Ritalin vs Adderall for Inattentive ADD, The Medical Literature

Ritalin or Aderall
I have been asked by several of you to post the citations in the medical literature regarding Ritalin vs Adderall for the treatment of Inattentive ADD.  I have included the Weiss study and the Ishimatsu Studies below.  I tried to get a  reprint of the Milich article but they wanted $35.00 and I said, "No Thanks!!"

The Barkley citation below is what Russell Barkely, PhD reported on the Inattentive type of ADD way back when he was still talking about this subtype of ADHD.  I have quoted him on the synopsis of the findings that are available regarding the benefits of Adderall over Ritalin.

Perhaps a much better read, if you are so inclined, is a much more comprehensive review of Attention-deficit disorder (attention-deficit/hyperactivity disorder without hyperactivity) by Adele Diamond  from the University of British Columbia.  Her writings are well worth the time to read carefully as they include much of the information that I have reported on and then some.

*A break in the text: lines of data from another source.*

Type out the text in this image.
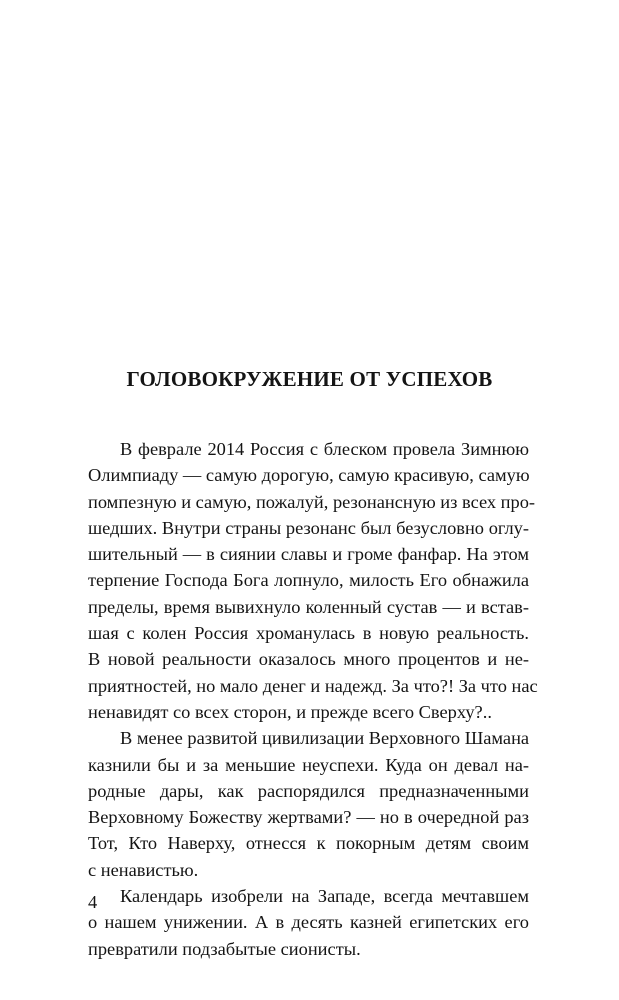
ГОЛОВОКРУЖЕНИЕ ОТ УСПЕХОВ

В феврале 2014 Россия с блеском провела Зимнюю
Олимпиаду — самую дорогую, самую красивую, самую
помпезную и самую, пожалуй, резонансную из всех про-
шедших. Внутри страны резонанс был безусловно оглу-
шительный — в сиянии славы и громе фанфар. На этом
терпение Господа Бога лопнуло, милость Его обнажила
пределы, время вывихнуло коленный сустав — и встав-
шая с колен Россия хроманулась в новую реальность.
В новой реальности оказалось много процентов и не-
приятностей, но мало денег и надежд. За что?! За что нас
ненавидят со всех сторон, и прежде всего Сверху?..

В менее развитой цивилизации Верховного Шамана
казнили бы и за меньшие неуспехи. Куда он девал на-
родные дары, как распорядился предназначенными
Верховному Божеству жертвами? — но в очередной раз
Тот, Кто Наверху, отнесся к покорным детям своим
с ненавистью.

Календарь изобрели на Западе, всегда мечтавшем
о нашем унижении. А в десять казней египетских его
превратили подзабытые сионисты.

4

What Russell Barkley, PhD has said:

Most children with ADHD (perhaps as high as 90%; Barkley, 2001; Barkley et al., 1991; Milich et al., 2001; Weiss et al., 2003) respond positively to methylphenidate (Ritalin) and over two-thirds of such children respond positively to methylphenidate in moderate to high doses (Barkley, 2001; Barkley et al., 1991; Milich et al., 2001; Weiss et al., 2003). In contrast, a significant percentage of children with ADD are not helped by methylphenidate and those who are helped often do best at low doses (Barkley, 2001; Barkley et al., 1991; Milich et al., 2001; Weiss et al., 2003).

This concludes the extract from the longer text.